The cloud hanging over many investment plans is inflation. Recession and financial meltdowns were the concerns over the past year. But with a recovery looming, high net worth investors are sure to be thinking about a return of high inflation as a real possibility.
Certainly investors have learned to thirve in periods of moderate inflation. But commodity prices have recently begun to rise steadily. In addition prices of other goods that have been kept low for so long in many areas of the economy are expected to rise. What's more, government spending is at record levels. So now investors have to look for ways to form some protective shield around their portfolios.

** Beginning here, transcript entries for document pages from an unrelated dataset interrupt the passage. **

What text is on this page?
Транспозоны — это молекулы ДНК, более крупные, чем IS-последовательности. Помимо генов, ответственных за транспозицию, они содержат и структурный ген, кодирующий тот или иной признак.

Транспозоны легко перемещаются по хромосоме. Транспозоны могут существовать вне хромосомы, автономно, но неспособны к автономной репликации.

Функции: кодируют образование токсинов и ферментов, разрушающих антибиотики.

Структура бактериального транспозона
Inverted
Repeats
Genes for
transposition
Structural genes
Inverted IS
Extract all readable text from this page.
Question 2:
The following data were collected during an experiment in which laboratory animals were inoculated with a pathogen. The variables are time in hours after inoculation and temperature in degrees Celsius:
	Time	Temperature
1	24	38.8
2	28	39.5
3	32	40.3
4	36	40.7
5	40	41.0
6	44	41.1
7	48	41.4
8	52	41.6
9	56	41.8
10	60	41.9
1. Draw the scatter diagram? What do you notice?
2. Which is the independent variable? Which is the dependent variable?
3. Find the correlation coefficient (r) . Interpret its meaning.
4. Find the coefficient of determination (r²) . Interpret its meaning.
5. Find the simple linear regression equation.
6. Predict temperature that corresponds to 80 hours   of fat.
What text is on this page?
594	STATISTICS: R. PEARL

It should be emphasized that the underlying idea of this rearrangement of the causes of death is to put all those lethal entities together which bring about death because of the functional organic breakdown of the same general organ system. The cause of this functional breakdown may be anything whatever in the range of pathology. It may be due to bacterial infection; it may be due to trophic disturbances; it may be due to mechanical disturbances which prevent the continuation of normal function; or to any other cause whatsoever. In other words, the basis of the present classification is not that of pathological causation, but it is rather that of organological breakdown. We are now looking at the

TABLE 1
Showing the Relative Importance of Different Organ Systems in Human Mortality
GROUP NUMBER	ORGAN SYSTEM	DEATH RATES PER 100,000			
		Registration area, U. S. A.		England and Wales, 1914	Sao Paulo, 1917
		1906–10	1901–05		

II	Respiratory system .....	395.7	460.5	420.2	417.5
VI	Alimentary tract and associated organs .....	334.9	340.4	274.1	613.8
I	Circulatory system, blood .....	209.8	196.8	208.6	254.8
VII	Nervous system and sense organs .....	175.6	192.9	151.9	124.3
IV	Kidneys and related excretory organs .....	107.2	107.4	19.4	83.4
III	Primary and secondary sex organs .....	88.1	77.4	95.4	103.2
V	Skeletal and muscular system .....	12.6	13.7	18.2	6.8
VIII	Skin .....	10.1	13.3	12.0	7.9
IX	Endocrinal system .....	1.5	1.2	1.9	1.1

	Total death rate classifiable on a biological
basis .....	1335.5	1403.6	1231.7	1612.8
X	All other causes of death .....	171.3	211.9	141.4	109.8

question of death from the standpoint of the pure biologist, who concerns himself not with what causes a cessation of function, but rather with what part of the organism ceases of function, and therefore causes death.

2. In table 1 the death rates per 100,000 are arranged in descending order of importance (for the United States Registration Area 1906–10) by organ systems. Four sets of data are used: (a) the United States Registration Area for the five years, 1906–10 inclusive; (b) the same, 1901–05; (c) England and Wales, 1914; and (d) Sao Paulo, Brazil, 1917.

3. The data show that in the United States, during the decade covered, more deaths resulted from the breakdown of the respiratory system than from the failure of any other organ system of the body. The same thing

"Runaway inflation is not a good thing. This scenario makes it very difficult for businesses to plan, since prices are rising so quickly it is hard to make long-range decisions. This introduces uncertainty-and since investors don't like big question marks, stocks tend to underperform during these periods (like in the 1970s),"observes Ben Warwick, chief investment officer of Quantitative Equity Strategies LLC in Denver, and Memphis-based Sovereign Wealth Management, Inc.

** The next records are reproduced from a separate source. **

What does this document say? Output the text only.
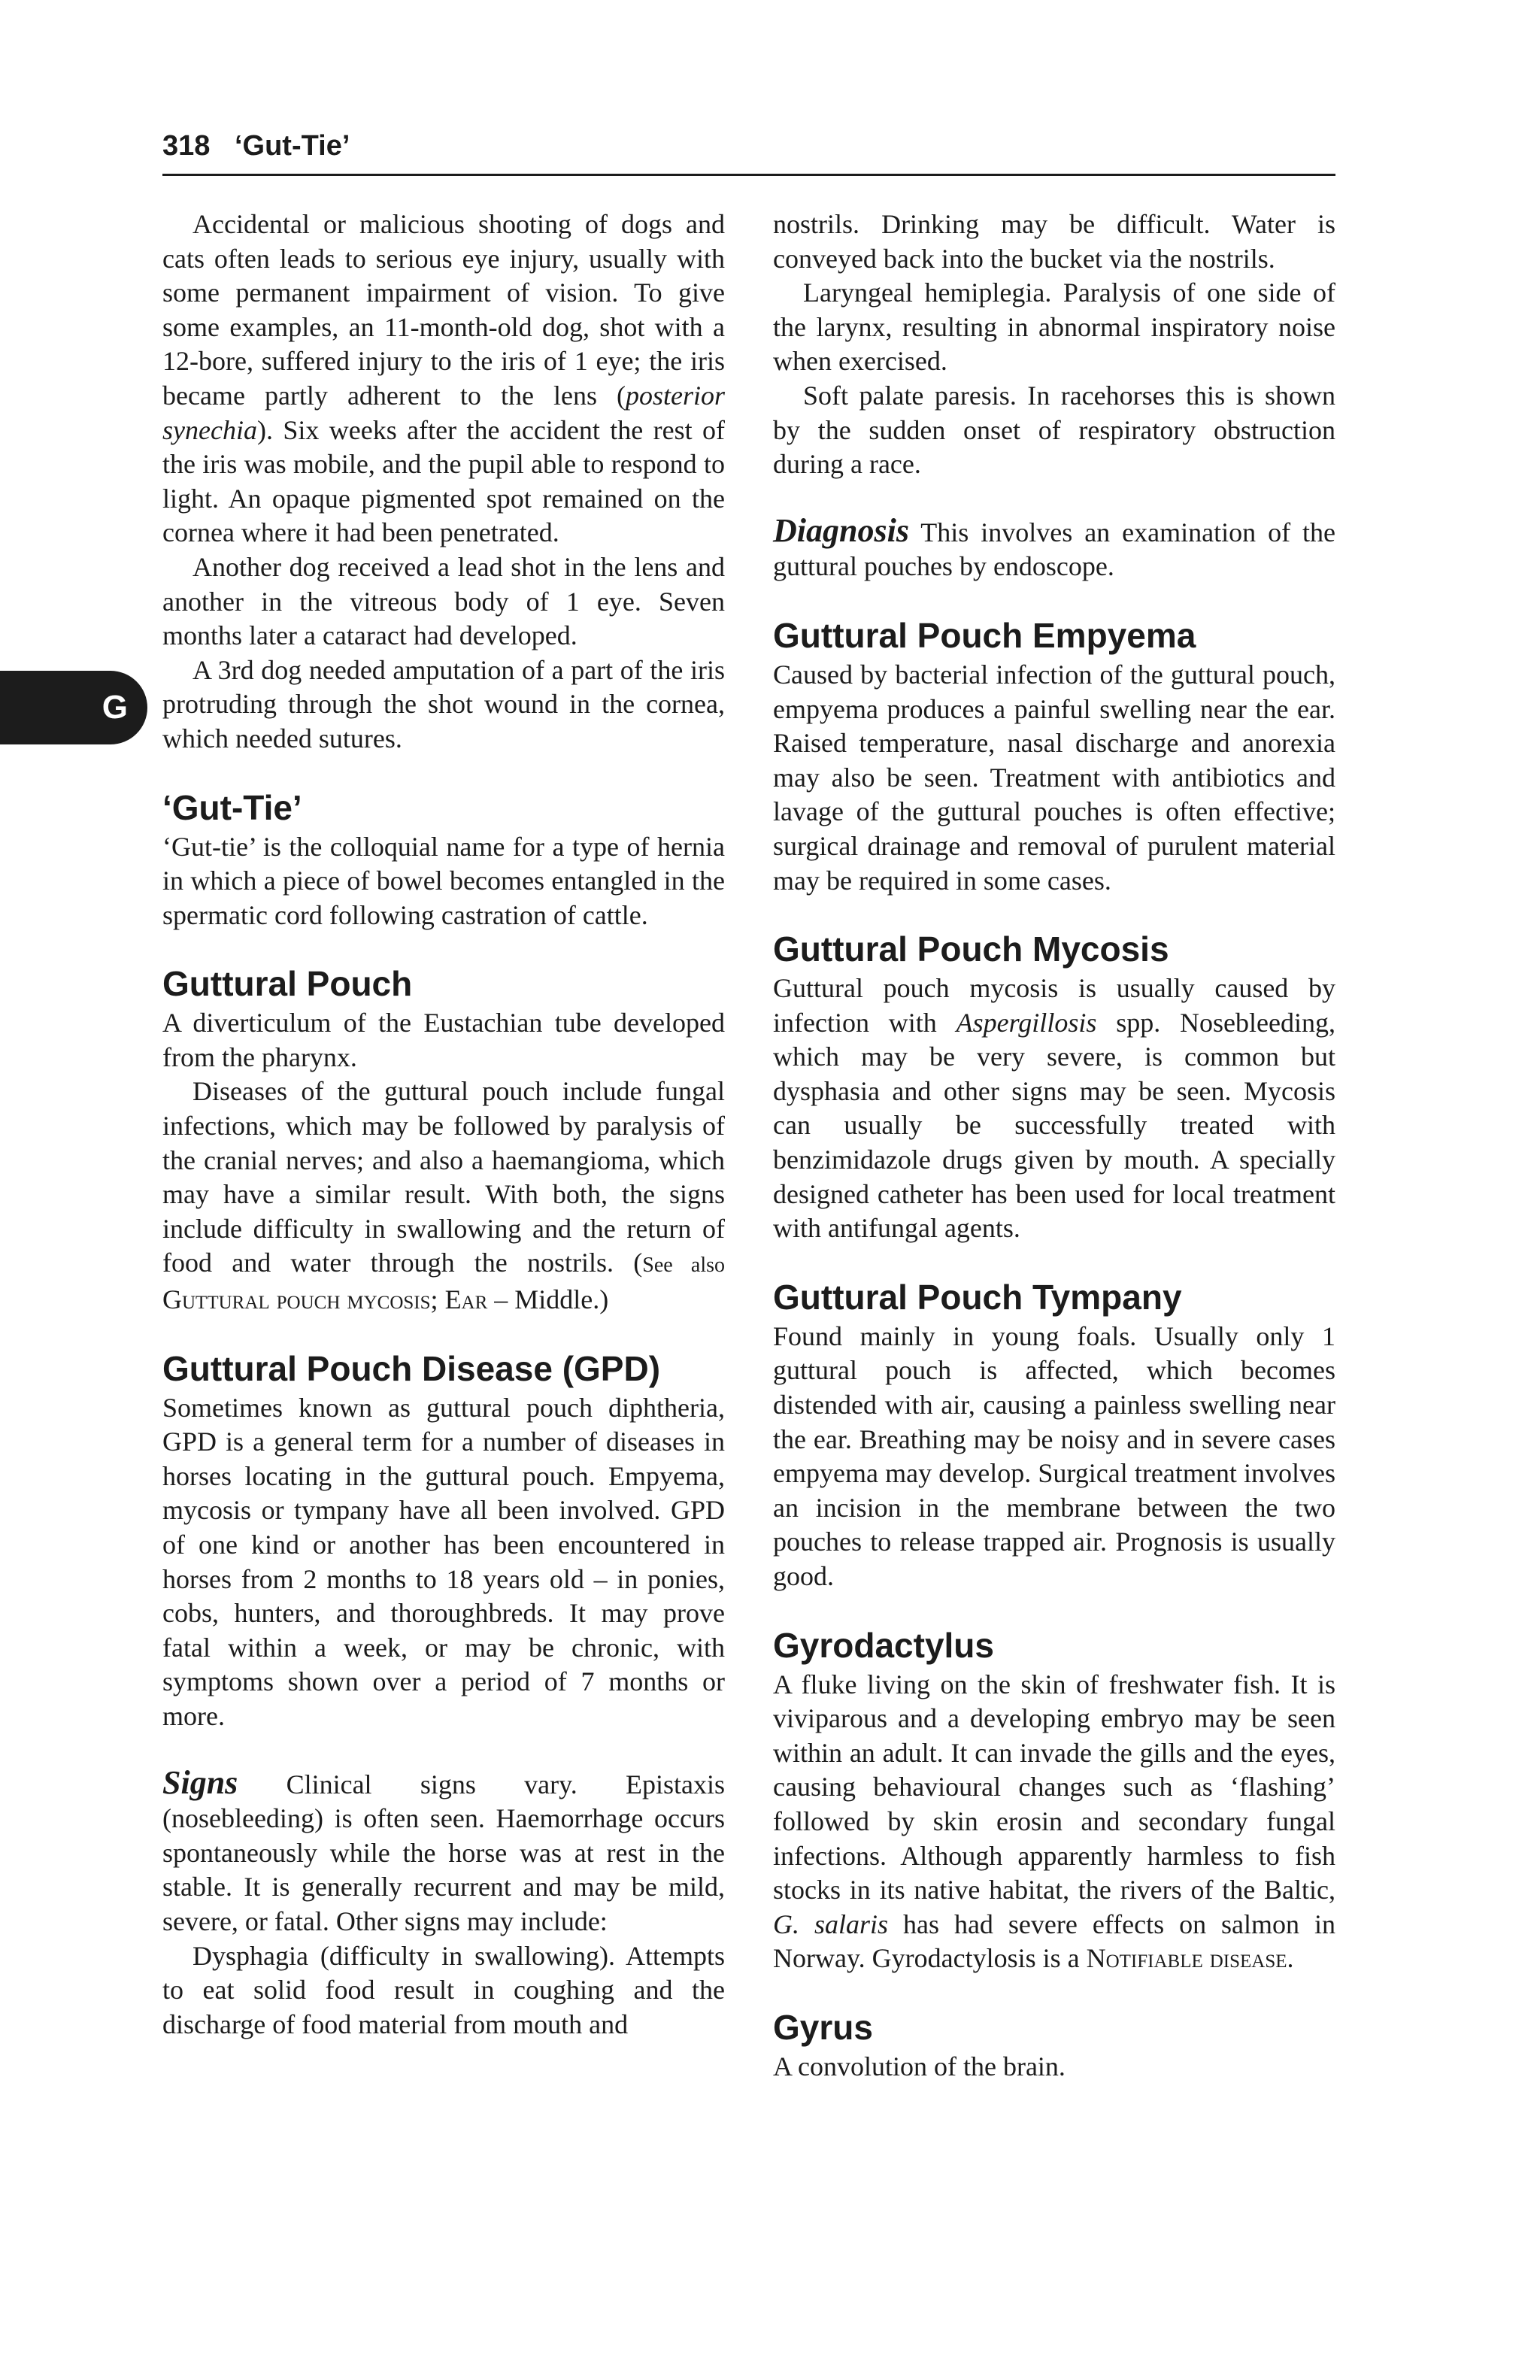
318 ‘Gut-Tie’
G

Accidental or malicious shooting of dogs and cats often leads to serious eye injury, usually with some permanent impairment of vision. To give some examples, an 11-month-old dog, shot with a 12-bore, suffered injury to the iris of 1 eye; the iris became partly adherent to the lens (posterior synechia). Six weeks after the accident the rest of the iris was mobile, and the pupil able to respond to light. An opaque pigmented spot remained on the cornea where it had been penetrated.

Another dog received a lead shot in the lens and another in the vitreous body of 1 eye. Seven months later a cataract had developed.

A 3rd dog needed amputation of a part of the iris protruding through the shot wound in the cornea, which needed sutures.

‘Gut-Tie’

‘Gut-tie’ is the colloquial name for a type of hernia in which a piece of bowel becomes entangled in the spermatic cord following castration of cattle.

Guttural Pouch

A diverticulum of the Eustachian tube developed from the pharynx.

Diseases of the guttural pouch include fungal infections, which may be followed by paralysis of the cranial nerves; and also a haemangioma, which may have a similar result. With both, the signs include difficulty in swallowing and the return of food and water through the nostrils. (See also Guttural pouch mycosis; Ear – Middle.)

Guttural Pouch Disease (GPD)

Sometimes known as guttural pouch diphtheria, GPD is a general term for a number of diseases in horses locating in the guttural pouch. Empyema, mycosis or tympany have all been involved. GPD of one kind or another has been encountered in horses from 2 months to 18 years old – in ponies, cobs, hunters, and thoroughbreds. It may prove fatal within a week, or may be chronic, with symptoms shown over a period of 7 months or more.

Signs Clinical signs vary. Epistaxis (nosebleeding) is often seen. Haemorrhage occurs spontaneously while the horse was at rest in the stable. It is generally recurrent and may be mild, severe, or fatal. Other signs may include:

Dysphagia (difficulty in swallowing). Attempts to eat solid food result in coughing and the discharge of food material from mouth and

nostrils. Drinking may be difficult. Water is conveyed back into the bucket via the nostrils.

Laryngeal hemiplegia. Paralysis of one side of the larynx, resulting in abnormal inspiratory noise when exercised.

Soft palate paresis. In racehorses this is shown by the sudden onset of respiratory obstruction during a race.

Diagnosis This involves an examination of the guttural pouches by endoscope.

Guttural Pouch Empyema

Caused by bacterial infection of the guttural pouch, empyema produces a painful swelling near the ear. Raised temperature, nasal discharge and anorexia may also be seen. Treatment with antibiotics and lavage of the guttural pouches is often effective; surgical drainage and removal of purulent material may be required in some cases.

Guttural Pouch Mycosis

Guttural pouch mycosis is usually caused by infection with Aspergillosis spp. Nosebleeding, which may be very severe, is common but dysphasia and other signs may be seen. Mycosis can usually be successfully treated with benzimidazole drugs given by mouth. A specially designed catheter has been used for local treatment with antifungal agents.

Guttural Pouch Tympany

Found mainly in young foals. Usually only 1 guttural pouch is affected, which becomes distended with air, causing a painless swelling near the ear. Breathing may be noisy and in severe cases empyema may develop. Surgical treatment involves an incision in the membrane between the two pouches to release trapped air. Prognosis is usually good.

Gyrodactylus

A fluke living on the skin of freshwater fish. It is viviparous and a developing embryo may be seen within an adult. It can invade the gills and the eyes, causing behavioural changes such as ‘flashing’ followed by skin erosin and secondary fungal infections. Although apparently harmless to fish stocks in its native habitat, the rivers of the Baltic, G. salaris has had severe effects on salmon in Norway. Gyrodactylosis is a Notifiable disease.

Gyrus

A convolution of the brain.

Here is how he would approach an inflation-protective investment strategy, as he wrote in Wealth Manager.
Add stock. Equities are considered effective hedges against inflation. "Increasing high beta holdings, including more large-cap and tech stocks in the mix, makes sense as inflation rises."
Add variable rate securities. Since interest rates tend to rise with inflation, expanding variable rate exposure is a good way to go. Consider Treasury Inflation Protected Securities (TIPS). These government-backed bonds pay a coupon interest rate that is directly pegged to changes in the consumer price index (CPI), a direct measure of inflation.
Increasing credit exposure. Treasuries typically lose ground in rising rate environments. "A good alternative is high quality corporate debt, which benefit as companies can benefit from an improving overall economy."